The Congressional Research Service concluded in a recent report that the shift to EVs could lead to fewer mechanical jobs. The report noted that electric powertrains have as few as 20 moving parts, while internal combustion engine powertrains have as many as 2,000.
"Should electric powertrains displace those used by gasoline over the next decade and beyond, it is likely that both production and engineering jobs will be affected," Bill Canis, an auto analyst, wrote in the report to Congress.
The United Auto Workers took note of these findings. In a white paper last year, the group warned that the rise of electrification could lead to job losses in the manufacturing of parts for internal combustion engines, transmissions, exhaust systems and fuel systems.
"EV powertrains are mechanically simple compared to ICE powertrains," the white paper said. "This simplicity could reduce the amount of labor, and thus jobs, associated with vehicle production."
But policymaker concerns about the long arc of job gains and losses are at odds with the enthusiasm and curiosity expressed by auto plant workers who will assemble those parts into new cars and trucks.
"People are skeptical of the whole electric thing and, you know, the environment. They think it won't do that well," said Menendez, the VW worker. "But I think it will."
She added: "Chattanooga is a very green area. As the technology gets better and the batteries charge longer and we get more charging stations, I think it'll take off.
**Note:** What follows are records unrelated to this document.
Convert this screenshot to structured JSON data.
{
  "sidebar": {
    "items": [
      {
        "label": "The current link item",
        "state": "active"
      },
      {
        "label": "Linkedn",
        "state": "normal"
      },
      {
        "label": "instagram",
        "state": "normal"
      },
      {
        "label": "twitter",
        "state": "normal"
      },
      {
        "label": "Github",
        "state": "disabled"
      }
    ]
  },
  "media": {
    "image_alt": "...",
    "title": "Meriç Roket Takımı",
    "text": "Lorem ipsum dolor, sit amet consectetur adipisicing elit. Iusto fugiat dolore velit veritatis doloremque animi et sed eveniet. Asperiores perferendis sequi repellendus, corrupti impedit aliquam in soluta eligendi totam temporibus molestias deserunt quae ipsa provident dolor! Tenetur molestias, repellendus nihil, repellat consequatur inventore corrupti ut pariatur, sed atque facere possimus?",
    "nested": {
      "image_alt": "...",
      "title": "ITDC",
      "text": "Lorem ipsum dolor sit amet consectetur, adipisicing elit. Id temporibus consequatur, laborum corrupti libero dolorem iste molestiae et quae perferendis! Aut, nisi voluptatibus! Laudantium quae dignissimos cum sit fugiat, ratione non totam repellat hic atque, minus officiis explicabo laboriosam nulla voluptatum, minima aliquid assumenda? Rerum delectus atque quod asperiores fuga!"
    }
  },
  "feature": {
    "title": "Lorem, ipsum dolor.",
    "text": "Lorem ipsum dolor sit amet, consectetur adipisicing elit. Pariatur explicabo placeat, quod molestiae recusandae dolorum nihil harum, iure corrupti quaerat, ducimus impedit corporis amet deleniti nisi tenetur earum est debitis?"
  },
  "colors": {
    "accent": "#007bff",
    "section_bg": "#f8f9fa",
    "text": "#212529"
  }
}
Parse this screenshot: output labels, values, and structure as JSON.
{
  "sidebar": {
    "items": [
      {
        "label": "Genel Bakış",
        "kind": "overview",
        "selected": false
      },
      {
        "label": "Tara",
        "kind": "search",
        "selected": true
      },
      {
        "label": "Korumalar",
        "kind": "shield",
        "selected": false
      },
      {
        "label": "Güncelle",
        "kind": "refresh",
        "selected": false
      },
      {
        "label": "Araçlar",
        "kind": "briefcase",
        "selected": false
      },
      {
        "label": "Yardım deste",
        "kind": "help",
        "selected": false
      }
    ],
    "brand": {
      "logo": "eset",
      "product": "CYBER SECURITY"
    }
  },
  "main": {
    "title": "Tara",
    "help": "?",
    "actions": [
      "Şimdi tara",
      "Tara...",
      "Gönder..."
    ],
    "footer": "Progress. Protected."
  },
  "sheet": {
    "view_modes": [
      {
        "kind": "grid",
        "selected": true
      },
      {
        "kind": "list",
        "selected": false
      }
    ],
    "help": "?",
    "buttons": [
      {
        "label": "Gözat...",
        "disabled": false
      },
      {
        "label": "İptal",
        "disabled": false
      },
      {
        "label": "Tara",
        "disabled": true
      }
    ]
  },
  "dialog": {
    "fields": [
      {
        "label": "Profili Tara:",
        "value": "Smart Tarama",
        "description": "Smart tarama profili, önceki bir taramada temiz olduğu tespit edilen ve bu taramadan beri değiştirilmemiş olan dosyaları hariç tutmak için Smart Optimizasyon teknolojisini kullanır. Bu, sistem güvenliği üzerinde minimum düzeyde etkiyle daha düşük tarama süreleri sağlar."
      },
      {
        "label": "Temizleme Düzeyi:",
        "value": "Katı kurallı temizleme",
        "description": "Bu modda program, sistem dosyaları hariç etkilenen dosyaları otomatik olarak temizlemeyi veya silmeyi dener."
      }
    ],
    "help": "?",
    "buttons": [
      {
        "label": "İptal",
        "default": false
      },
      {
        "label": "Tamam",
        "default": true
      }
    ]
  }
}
So I'm excited. I'm looking forward to it."
The Tennessee River runs through the middle of Chattanooga. For nearly a century, starting in the late 1800s, the city was a center of industrial activity. Ironworks and steam boilers were made here. And the valley trapped air pollution.
When factories started to die off in the 1970s, the city began a transition. City officials rallied around clean air initiatives. Today, some residents see those initiatives carrying over to Chattanooga's role as a new epicenter of EV manufacturing.
One worker noted that electric cars could slash greenhouse gas emissions from the transportation sector, which is fast-emerging as a bigger concern than power plant emissions.
"We can only put so much of this crap in the air," he said. "I have a granddaughter now, and I worry about what we're leaving for her."